- Several studies demonstrate that art therapy enhances the psychosocial treatment of cancer, including decreased symptoms of distress, improved quality of life and perceptions of body image, reduction of pain perception, and general physical and psychological health (Monti et al, 2006; Nainis et al, 2002; Svensk et al, 2009).
- Studies indicate a reduction of depression and fatigue levels in cancer patients on chemotherapy (Bar-Sela,et al, 2007).
- Art therapy strengthens positive feelings, alleviates distress, and helps individuals to clarify existential questions for adult bone marrow
transplant patients (Gabriel, Bromberg, Vandenbovenkamp, Kornblith, & Luzzato, 2001).

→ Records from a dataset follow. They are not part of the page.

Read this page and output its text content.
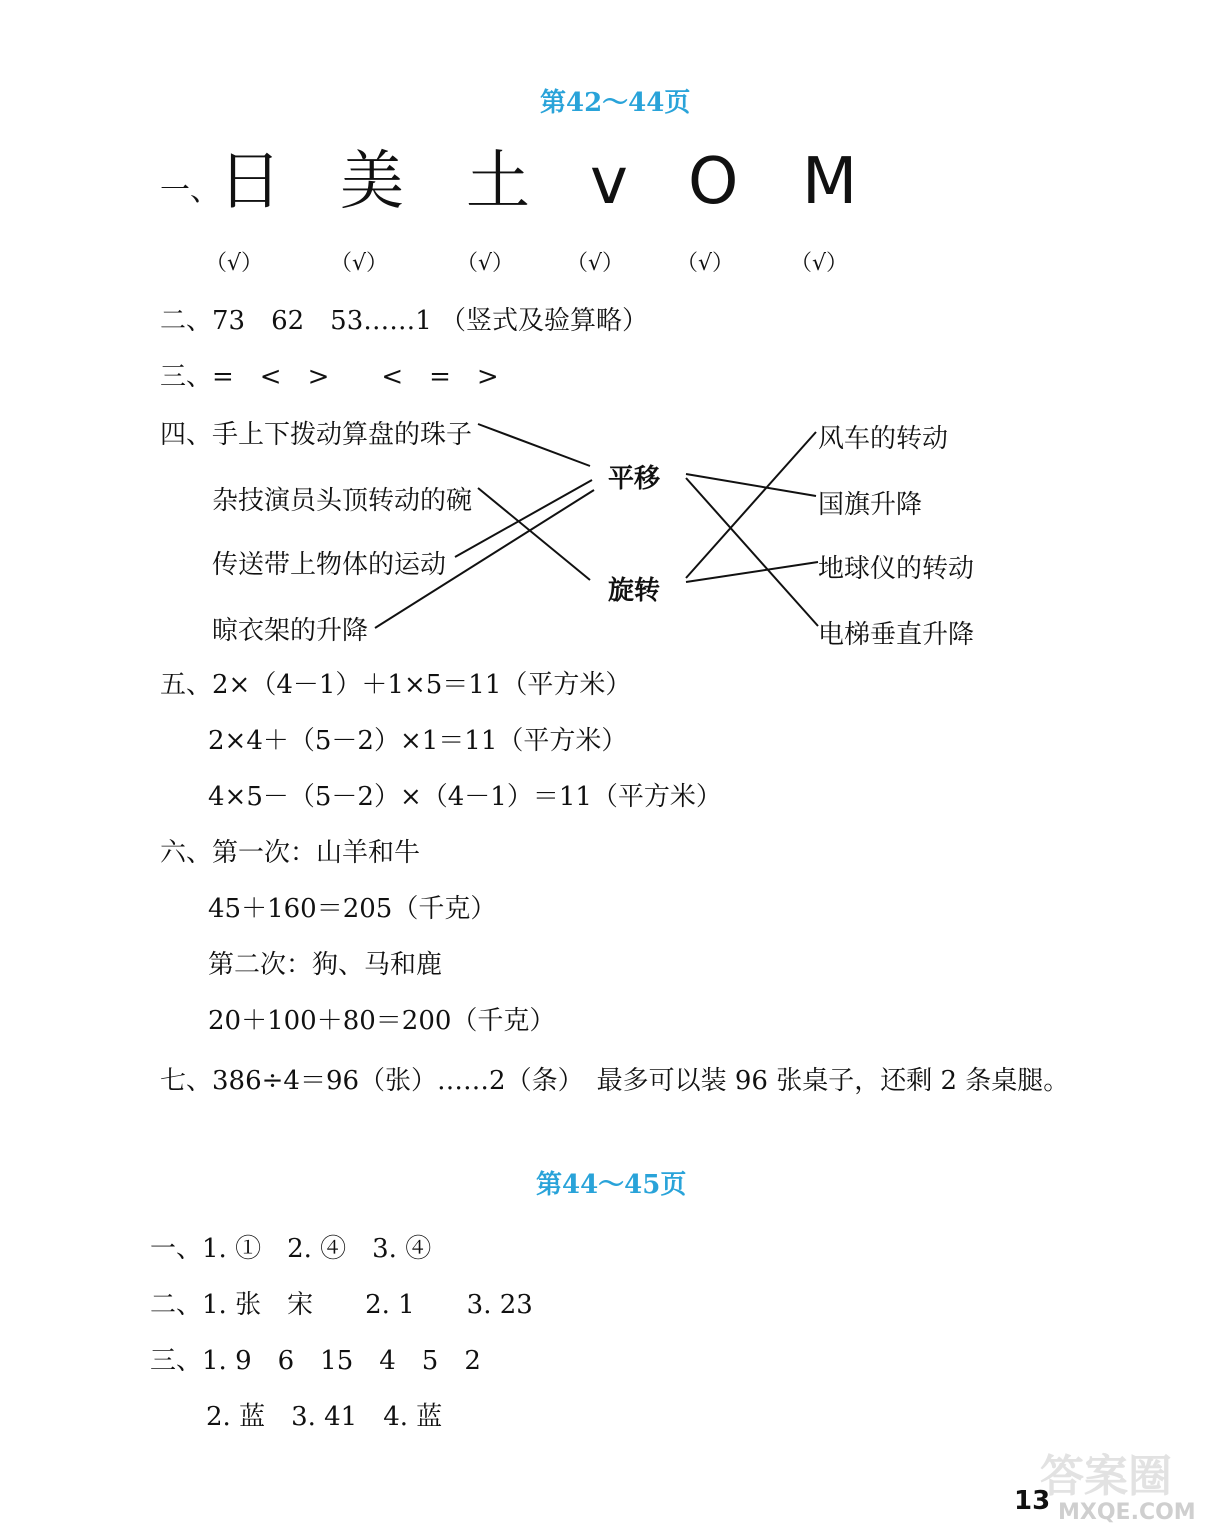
第42～44页
一、
日 美 土 v O M
（√）	（√）	（√） （√） （√）	（√）
二、73　62　53……1 （竖式及验算略）
三、=　<　>　　<　=　>
四、 手上下拨动算盘的珠子
杂技演员头顶转动的碗
传送带上物体的运动
晾衣架的升降
平移
旋转
风车的转动
国旗升降
地球仪的转动
电梯垂直升降
五、2×（4－1）＋1×5＝11（平方米）
2×4＋（5－2）×1＝11（平方米）
4×5－（5－2）×（4－1）＝11（平方米）
六、第一次：山羊和牛
45＋160＝205（千克）
第二次：狗、马和鹿
20＋100＋80＝200（千克）
七、386÷4＝96（张）……2（条）　最多可以装 96 张桌子，还剩 2 条桌腿。
第44～45页
一、1. ①　2. ④　3. ④
二、1. 张　宋　　2. 1　　3. 23
三、1. 9　6　15　4　5　2
2. 蓝　3. 41　4. 蓝
答案圈
MXQE.COM
13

- Research with children with cancer indicates that engaging in drawing and painting is an effective method for dealing with pain and other
disturbing symptoms of illness and treatment (Rollins, 2005).
- Research on art therapy with children with asthma indicates that it reduces anxiety, improves feelings of quality of life, and strengthens
self-concept <> (Beebe, Gelfand, & Bender, 2010) (see Art Therapy and Health Care for more information).
- Evidence indicates that art therapy and other creative arts therapies stimulate cognitive function in older adults who have
dementia or related disorders (Levine-Madori, 2009) and may reduce depression in those with Parkinson’s disease (Elkis-Abuhoff et al, 2008).
- Art making may reduce anxiety and stress reactions as measured by cortisol (Walsh et al, 2007).